Posted by Brazil   USA  (10 posts)  [Biography] bio
Date Reply #2 on Fri 09 Mar 2007 04:45 AM (UTC)
Message
I'm using MUSHClient 3.73 which isn't quite the latest. Lucida Console Font, UTF-8 selected. Here's the debug packets:

Sent packet: 10 (17 bytes)

think chr(8364). 74 68 69 6e 6b 20 63 68 72 28 38 33 36 34 29 0d
. 0a

Incoming packet: 4 (5 bytes)

..... e2 82 ac 0d 0a

think chr(8364)


The issue was the font. FixedSys doesn't work. Thanks for the quick response.
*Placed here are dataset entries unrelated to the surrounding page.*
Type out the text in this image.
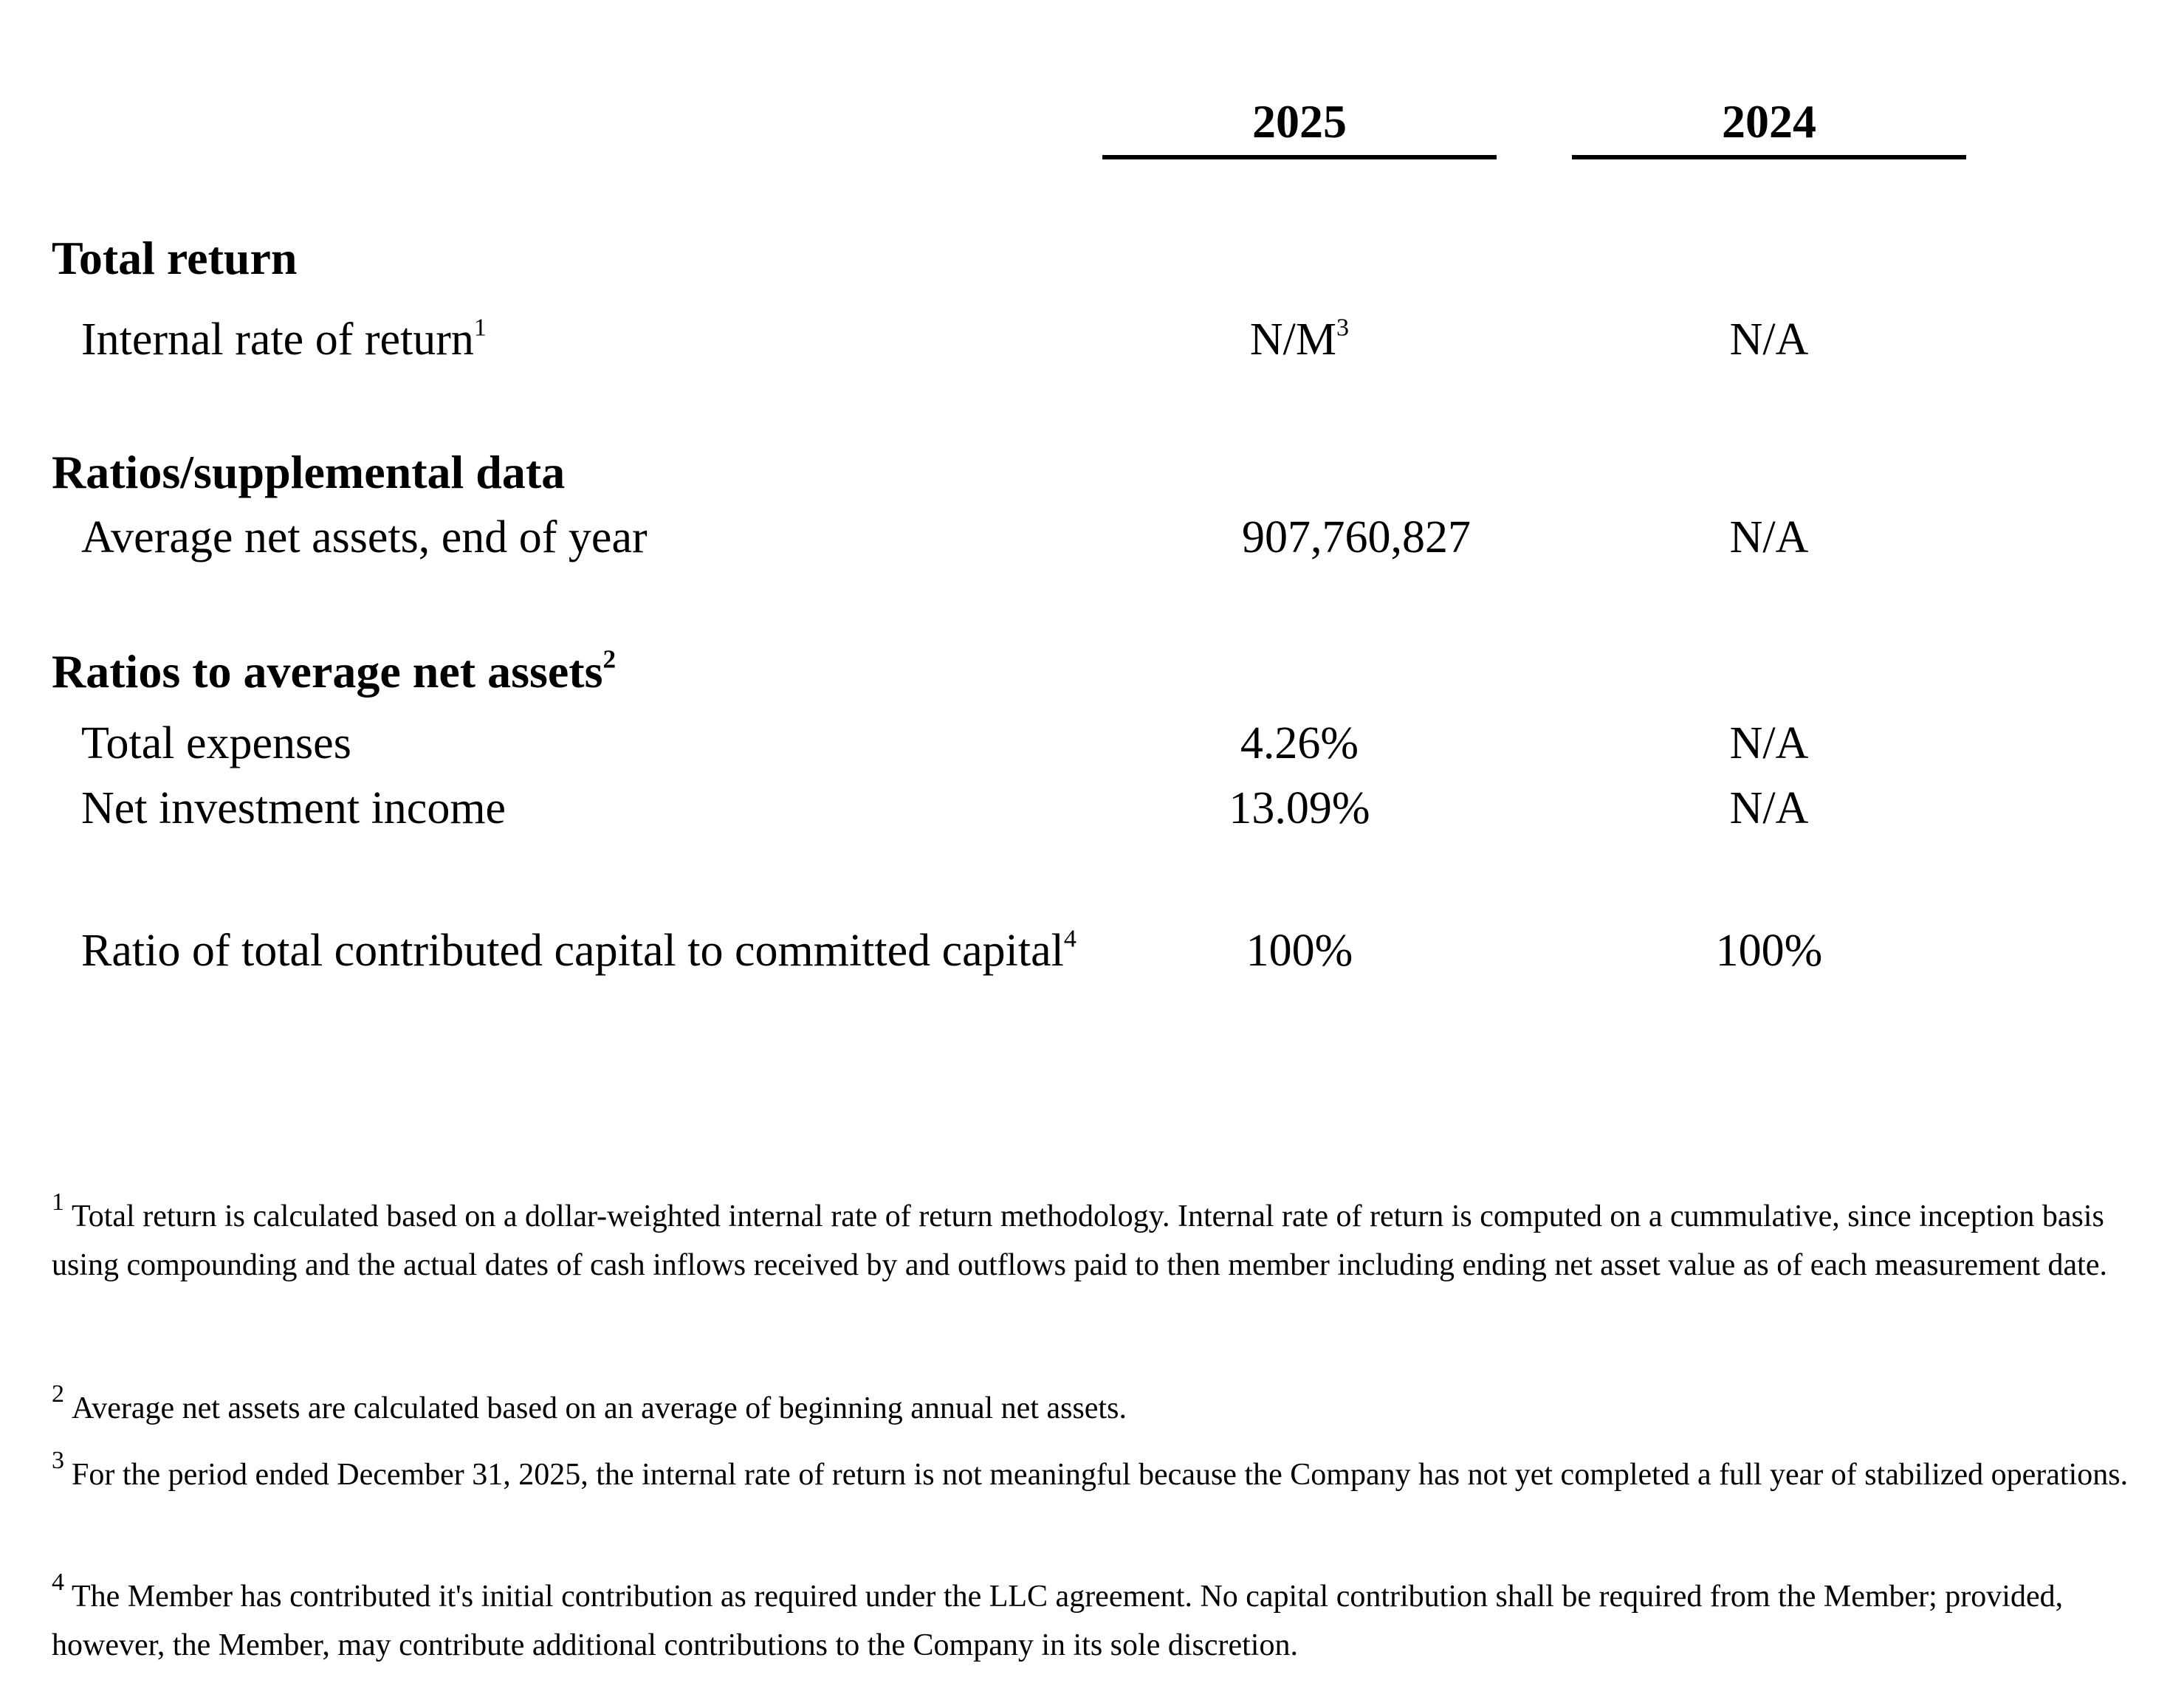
2025	2024
Total return
Internal rate of return$^1$	$N/M^3$	N/A
Ratios/supplemental data
Average net assets, end of year	907,760,827	N/A
Ratios to average net assets$^2$
Total expenses	4.26%	N/A
Net investment income	13.09%	N/A
Ratio of total contributed capital to committed capital$^4$	100%	100%
$^1$ Total return is calculated based on a dollar-weighted internal rate of return methodology. Internal rate of return is computed on a cummulative, since inception basis using compounding and the actual dates of cash inflows received by and outflows paid to then member including ending net asset value as of each measurement date.
$^2$ Average net assets are calculated based on an average of beginning annual net assets.
$^3$ For the period ended December 31, 2025, the internal rate of return is not meaningful because the Company has not yet completed a full year of stabilized operations.
$^4$ The Member has contributed it's initial contribution as required under the LLC agreement. No capital contribution shall be required from the Member; provided, however, the Member, may contribute additional contributions to the Company in its sole discretion.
However, here's a catch. I noticed that MUSHClient isn't doing charset negotiation. We were planning on looking at the TTERM and defaulting to a character set, then letting CHARSET override that, but for TTERM, we're seeing 'mushclient', and there isn't enough information there to determine whether or not the client has the UTF-8 check box selected or not.
[Go to top] top

Posted by Nick Gammon   Australia  (22,973 posts)  [Biography] bio   Forum Administrator
Date Reply #3 on Fri 09 Mar 2007 04:46 AM (UTC)
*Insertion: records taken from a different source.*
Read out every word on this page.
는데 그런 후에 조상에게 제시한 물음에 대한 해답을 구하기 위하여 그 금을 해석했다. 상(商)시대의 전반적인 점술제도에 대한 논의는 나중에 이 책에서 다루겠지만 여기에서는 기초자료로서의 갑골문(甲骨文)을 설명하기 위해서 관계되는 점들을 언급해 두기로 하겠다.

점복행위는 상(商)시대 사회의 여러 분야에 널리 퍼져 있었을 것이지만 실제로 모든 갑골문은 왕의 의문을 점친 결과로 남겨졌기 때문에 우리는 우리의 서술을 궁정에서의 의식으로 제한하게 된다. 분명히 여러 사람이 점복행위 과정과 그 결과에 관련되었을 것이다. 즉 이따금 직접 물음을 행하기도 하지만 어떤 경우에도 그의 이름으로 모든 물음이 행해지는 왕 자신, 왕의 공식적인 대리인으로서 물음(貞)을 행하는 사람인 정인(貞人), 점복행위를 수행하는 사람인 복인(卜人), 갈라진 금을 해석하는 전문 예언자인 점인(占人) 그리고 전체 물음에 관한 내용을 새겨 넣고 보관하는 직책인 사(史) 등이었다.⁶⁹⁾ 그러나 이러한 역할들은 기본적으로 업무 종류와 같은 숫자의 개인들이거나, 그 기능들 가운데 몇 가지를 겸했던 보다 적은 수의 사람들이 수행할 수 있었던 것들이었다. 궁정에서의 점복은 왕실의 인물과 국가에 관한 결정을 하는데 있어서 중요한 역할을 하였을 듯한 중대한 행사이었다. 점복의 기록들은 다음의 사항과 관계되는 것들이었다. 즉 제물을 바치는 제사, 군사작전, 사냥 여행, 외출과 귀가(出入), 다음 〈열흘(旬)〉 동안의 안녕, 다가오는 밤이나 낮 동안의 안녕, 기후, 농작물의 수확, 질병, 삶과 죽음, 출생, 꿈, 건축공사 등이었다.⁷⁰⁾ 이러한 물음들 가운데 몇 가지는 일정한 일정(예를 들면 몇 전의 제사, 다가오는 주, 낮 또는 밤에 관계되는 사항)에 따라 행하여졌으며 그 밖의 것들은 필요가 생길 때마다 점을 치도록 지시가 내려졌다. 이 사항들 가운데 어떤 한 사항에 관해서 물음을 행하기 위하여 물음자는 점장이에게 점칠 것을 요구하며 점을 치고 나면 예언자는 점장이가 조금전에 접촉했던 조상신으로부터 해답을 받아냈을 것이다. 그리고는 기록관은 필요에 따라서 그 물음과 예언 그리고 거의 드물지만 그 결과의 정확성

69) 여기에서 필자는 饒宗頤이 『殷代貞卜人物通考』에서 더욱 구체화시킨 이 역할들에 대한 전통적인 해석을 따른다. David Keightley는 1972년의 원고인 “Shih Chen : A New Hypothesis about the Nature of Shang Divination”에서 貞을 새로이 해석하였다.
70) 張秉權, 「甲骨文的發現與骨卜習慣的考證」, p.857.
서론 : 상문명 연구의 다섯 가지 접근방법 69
Amended on Fri 09 Mar 2007 04:51 AM (UTC) by Nick Gammon

Message
Just to confirm those hex numbers, I looked up conversion to UTF-8, and found these operations are recommended for Unicode characters in the range 2048 to 65535:


If ud >=2048 and <=65535 (FFFF hex) then UTF-8 is 3 bytes long.
   byte 1 = 224 + (ud div 4096)
   byte 2 = 128 + ((ud div 64) mod 64)
   byte 3 = 128 + (ud mod 64)


Thus, this small bit of Lua code entered into MUSHclient confirms my conversion:


ud = 8364

byte1 = 224 + math.floor (ud / 4096)
byte2 = 128 + math.floor (ud / 64) % 64
byte3 = 128 + ud % 64

print (bit.tostring (byte1, 16))  --> E2
print (bit.tostring (byte2, 16))  --> 82
print (bit.tostring (byte3, 16))  --> AC


A quote from another web site makes it clearer:


The binary representation of the character's integer value is thus simply spread across the bytes and the number of high bits set in the lead byte announces the number of bytes in the multibyte sequence:


 bytes | bits | representation
     1 |    7 | 0vvvvvvv
     2 |   11 | 110vvvvv 10vvvvvv
     3 |   16 | 1110vvvv 10vvvvvv 10vvvvvv
     4 |   21 | 11110vvv 10vvvvvv 10vvvvvv 10vvvvvv


The binary sequence 11100000 is 224 in decimal, and the sequence 10000000 is 128, which is why those numbers are being added.


- Nick Gammon

www.gammon.com.au, www.mushclient.com
[Go to top] top

Posted by Nick Gammon   Australia  (22,973 posts)  [Biography] bio   Forum Administrator
Date Reply #4 on Fri 09 Mar 2007 04:50 AM (UTC)
Message
Quote:

FixedSys doesn't work.


Not surprised - it isn't a Unicode font.

Quote:

I noticed that MUSHClient isn't doing charset negotiation. We were planning on looking at the TTERM and defaulting to a character set, then letting CHARSET override that, but for TTERM, we're seeing 'mushclient' ...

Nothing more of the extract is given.